The researcher then waits for ingestion to finish; depending on the dataset size, that can take hours.
The researcher submits their training job and monitors their run.
The researcher analyzes outputs, tweaks datasets, and iterates again, starting with Step 3.

Steps 2 through 4 can take hours and directly impact the speed of iteration for researchers. Ideally, we like our researchers’ time to be spent on tuning models, not waiting for storage. Currently, researchers copy snapshots before starting their jobs to colocate data with GPUs, which results in the most optimal performance. While this optimization for performance makes sense for large-scale training jobs that span weeks or months, the vast majority of jobs are much smaller; the researchers owning these jobs are more than willing to trade off occasional performance degradation for iteration speed.

And so, we needed a system where researchers are able to ingest data once and access data anywhere without thinking about regional boundaries. We needed a workflow that allows researchers to iterate in minutes and not hours. As we went back to the drawing board, the write-once, read-many characteristic of these datasets rang a bell. What if we think of storage as a disk in a planet-scale computer and borrow ideas from the operating-system world? When a Linux process running on a CPU core attempts to read a file from disk, the operating system transparently hydrates data on demand across the various layers of the cache—page cache in memory and L2 and L1 CPU caches.

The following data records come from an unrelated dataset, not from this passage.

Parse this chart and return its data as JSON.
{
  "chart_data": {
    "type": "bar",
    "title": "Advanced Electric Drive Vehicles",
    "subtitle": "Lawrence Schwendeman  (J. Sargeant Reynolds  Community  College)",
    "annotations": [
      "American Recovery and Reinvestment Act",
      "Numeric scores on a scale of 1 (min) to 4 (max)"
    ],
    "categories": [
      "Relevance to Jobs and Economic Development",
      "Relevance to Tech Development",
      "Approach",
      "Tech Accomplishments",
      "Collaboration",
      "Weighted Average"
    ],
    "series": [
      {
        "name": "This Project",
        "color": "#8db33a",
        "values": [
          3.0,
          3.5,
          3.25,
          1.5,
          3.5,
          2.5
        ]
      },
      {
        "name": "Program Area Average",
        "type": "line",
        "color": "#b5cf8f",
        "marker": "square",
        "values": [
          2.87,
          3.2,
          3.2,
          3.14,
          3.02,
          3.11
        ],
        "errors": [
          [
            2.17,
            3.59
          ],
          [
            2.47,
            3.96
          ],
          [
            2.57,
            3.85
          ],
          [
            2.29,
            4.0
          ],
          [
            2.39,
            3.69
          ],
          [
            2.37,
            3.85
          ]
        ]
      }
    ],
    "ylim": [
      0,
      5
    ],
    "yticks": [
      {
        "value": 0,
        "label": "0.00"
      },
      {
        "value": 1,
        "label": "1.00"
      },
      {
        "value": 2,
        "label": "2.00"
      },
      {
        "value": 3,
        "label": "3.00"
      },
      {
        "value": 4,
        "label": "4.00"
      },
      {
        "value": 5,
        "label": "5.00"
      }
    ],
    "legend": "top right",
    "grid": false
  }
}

This intuition led to the architectural evolution in Figure 4:

Figure 4: Dataloading architecture evolution.

The core idea is to leverage the various on-host and off-host storage resources as a tiered cache with global BLOB-storage fabric backed by HDDs as the ultimate source of truth. Specifically, we leverage the memory and flash on the GPU host as L1 and L2 caches. And we leverage the regional BLOB-storage fabric backed by flash as the L3 cache dataloader continues to access storage through the familiar BLOB-storage SDK. To effectively hide latencies and to simplify the data life cycle, we rely on the following:

Dataloader prefetch: Dataloaders prefetch the next batch of datasets into memory while processing the current batch. This prefetch will surface as a read operation at the BLOB-storage SDK level.
Deep prefetch: We expose an explicit prefetch() API as part of the BLOB-storage SDK. The dataloader will trigger explicit prefetch of the data needed during the next few minutes by invoking the prefetch() API in the background. This API triggers hydration of data from remote storage onto the local region L3 cache and also prewarms the metadata cache.
Automatic data life cycle: Data in the L3 regional disaggregated flash tier is typically held for a configured period of time to allow reuse across epochs in a training cycle. We support custom eviction policies, including TTL and LRU policies. The eviction policies are also capacity/quota aware.

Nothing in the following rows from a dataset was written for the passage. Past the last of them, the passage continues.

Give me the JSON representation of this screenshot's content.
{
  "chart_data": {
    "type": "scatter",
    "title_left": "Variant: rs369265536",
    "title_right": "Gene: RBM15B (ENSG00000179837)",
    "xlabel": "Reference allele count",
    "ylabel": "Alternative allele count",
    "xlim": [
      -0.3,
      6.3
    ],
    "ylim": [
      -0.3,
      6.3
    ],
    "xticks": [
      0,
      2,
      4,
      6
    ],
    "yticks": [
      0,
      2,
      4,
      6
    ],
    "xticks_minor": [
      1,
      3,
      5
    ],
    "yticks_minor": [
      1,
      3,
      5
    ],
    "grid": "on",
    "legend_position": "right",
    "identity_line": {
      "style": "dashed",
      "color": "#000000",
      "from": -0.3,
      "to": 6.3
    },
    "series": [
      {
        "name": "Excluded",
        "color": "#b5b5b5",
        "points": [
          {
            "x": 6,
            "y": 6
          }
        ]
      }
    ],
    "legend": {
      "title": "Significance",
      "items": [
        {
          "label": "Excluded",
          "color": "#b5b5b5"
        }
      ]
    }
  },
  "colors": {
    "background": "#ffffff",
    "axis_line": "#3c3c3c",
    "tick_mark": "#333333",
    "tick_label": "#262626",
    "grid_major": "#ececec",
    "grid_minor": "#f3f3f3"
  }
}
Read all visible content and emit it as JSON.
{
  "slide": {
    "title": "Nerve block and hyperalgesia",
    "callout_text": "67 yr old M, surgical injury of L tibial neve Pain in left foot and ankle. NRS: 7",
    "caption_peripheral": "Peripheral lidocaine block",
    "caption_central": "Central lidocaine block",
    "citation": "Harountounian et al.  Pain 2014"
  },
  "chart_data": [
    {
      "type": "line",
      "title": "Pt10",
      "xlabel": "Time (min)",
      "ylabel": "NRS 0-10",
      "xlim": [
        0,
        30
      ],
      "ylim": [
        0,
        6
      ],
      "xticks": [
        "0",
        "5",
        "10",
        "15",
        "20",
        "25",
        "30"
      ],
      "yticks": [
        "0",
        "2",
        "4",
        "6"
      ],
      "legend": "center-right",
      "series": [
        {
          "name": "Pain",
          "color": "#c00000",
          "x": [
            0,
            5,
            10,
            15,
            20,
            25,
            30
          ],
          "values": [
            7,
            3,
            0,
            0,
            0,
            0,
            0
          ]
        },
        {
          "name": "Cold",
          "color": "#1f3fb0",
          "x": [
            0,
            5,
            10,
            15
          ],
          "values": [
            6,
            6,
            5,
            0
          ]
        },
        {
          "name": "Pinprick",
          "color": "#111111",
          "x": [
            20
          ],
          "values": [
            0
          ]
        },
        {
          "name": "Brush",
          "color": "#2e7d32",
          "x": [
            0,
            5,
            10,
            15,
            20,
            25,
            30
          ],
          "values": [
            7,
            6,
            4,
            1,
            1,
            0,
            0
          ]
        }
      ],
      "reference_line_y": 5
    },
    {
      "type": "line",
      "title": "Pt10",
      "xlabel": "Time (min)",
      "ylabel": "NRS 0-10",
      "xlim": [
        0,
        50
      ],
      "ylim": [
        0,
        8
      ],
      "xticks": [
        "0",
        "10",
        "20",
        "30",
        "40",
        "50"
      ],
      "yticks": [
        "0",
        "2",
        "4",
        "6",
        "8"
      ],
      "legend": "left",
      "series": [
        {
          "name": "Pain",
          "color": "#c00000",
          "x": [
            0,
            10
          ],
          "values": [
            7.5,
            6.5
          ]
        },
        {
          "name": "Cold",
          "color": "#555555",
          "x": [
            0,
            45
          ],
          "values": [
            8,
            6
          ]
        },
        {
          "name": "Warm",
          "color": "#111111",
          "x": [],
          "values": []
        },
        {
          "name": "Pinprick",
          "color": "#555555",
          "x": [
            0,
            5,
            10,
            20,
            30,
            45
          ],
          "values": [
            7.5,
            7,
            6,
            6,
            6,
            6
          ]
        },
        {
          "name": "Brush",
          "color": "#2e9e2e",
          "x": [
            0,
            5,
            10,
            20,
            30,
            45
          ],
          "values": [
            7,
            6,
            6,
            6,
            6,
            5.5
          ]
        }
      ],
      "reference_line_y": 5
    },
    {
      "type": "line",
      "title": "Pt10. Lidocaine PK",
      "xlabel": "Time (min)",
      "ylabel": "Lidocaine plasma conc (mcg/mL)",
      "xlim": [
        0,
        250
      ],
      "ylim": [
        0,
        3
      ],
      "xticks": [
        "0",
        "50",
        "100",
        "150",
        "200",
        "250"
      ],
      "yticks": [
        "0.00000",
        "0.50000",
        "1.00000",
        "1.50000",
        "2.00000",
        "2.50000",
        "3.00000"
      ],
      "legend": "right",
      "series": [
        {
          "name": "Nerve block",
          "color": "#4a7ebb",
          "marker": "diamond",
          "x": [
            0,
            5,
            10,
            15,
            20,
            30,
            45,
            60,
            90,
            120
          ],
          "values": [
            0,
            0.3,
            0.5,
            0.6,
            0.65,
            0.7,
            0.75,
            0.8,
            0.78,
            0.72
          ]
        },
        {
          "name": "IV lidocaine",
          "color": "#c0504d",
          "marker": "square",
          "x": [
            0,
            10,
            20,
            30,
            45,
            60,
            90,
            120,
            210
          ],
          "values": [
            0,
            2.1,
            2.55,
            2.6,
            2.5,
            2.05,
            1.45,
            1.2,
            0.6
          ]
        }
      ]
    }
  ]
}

We saw rapid adoption of this new data-loading paradigm as soon as production rollout started, and we continue to support both of the data-loading paradigms in production today. To illustrate the impact in numbers, Figure 5 shows roughly the ingestion times before and after the rollout across all workloads:

Figure 5: Ingestion times before and after the rollout.

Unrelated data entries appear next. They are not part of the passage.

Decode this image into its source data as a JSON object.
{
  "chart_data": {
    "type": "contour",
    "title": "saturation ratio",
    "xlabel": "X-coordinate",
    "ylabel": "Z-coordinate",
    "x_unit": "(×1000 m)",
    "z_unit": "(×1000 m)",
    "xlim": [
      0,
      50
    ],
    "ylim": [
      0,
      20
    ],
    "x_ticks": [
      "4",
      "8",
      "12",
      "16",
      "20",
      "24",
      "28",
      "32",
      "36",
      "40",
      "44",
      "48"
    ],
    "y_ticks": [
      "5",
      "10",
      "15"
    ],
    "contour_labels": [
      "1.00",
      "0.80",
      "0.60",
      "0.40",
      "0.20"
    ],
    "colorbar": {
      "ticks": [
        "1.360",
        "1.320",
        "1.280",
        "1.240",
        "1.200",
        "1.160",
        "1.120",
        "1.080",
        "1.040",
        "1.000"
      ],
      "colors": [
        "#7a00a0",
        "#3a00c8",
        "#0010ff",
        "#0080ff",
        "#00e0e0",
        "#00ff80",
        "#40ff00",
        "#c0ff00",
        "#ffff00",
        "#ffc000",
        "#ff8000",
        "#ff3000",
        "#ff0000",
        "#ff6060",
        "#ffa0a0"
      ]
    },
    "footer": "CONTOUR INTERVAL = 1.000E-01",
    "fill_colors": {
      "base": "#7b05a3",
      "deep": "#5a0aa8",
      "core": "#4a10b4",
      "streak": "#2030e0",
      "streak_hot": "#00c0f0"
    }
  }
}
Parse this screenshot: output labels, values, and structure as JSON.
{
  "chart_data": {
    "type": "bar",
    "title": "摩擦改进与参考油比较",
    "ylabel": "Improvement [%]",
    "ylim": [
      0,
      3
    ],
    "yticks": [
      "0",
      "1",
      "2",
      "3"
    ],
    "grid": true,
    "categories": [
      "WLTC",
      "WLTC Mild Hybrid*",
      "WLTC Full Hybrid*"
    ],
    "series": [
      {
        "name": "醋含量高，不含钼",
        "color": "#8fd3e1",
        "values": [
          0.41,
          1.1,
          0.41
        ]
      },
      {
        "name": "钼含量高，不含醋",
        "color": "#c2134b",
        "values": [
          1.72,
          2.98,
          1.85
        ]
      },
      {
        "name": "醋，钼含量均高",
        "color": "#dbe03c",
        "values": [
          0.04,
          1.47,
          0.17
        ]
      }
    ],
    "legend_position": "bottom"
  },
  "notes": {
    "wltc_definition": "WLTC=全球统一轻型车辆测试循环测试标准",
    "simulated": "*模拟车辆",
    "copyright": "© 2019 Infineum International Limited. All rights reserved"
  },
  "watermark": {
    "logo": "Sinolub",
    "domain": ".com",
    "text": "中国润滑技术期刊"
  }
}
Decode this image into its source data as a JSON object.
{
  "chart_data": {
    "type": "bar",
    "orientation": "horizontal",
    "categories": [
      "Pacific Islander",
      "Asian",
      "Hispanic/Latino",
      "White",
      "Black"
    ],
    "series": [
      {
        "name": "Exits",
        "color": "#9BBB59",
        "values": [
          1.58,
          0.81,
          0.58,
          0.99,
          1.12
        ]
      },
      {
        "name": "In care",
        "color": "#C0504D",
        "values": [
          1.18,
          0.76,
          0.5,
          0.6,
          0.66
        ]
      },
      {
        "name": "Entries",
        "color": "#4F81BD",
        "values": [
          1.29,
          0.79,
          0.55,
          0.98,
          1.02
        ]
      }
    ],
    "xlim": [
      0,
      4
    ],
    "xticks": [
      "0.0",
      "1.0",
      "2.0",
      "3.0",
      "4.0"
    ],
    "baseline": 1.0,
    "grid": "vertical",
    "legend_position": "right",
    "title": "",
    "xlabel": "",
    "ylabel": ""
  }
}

In a world where new frontier models get released in weeks, this shift in the data-loading paradigm is a much-needed change to move even faster.

Key Takeaways

Modern AI workloads are data hungry, and storage plays an important role in both the computational cost and speed of innovation. Storage bottlenecks directly impact GPU utilization and computational cost, and in a world with geo-distributed GPUs, time spent on cross-region data ingestion directly impacts the speed of iteration in research. The BLOB-storage architecture at Meta was built to serve Meta’s family of apps, and we needed a step-function improvement in performance to serve AI workloads. This led to rethinking the entire architecture. By rebuilding the metadata subsystem and by adopting a tiered caching architecture with prefetching/on-demand hydration, we are able to meet the needs of today’s workloads effectively.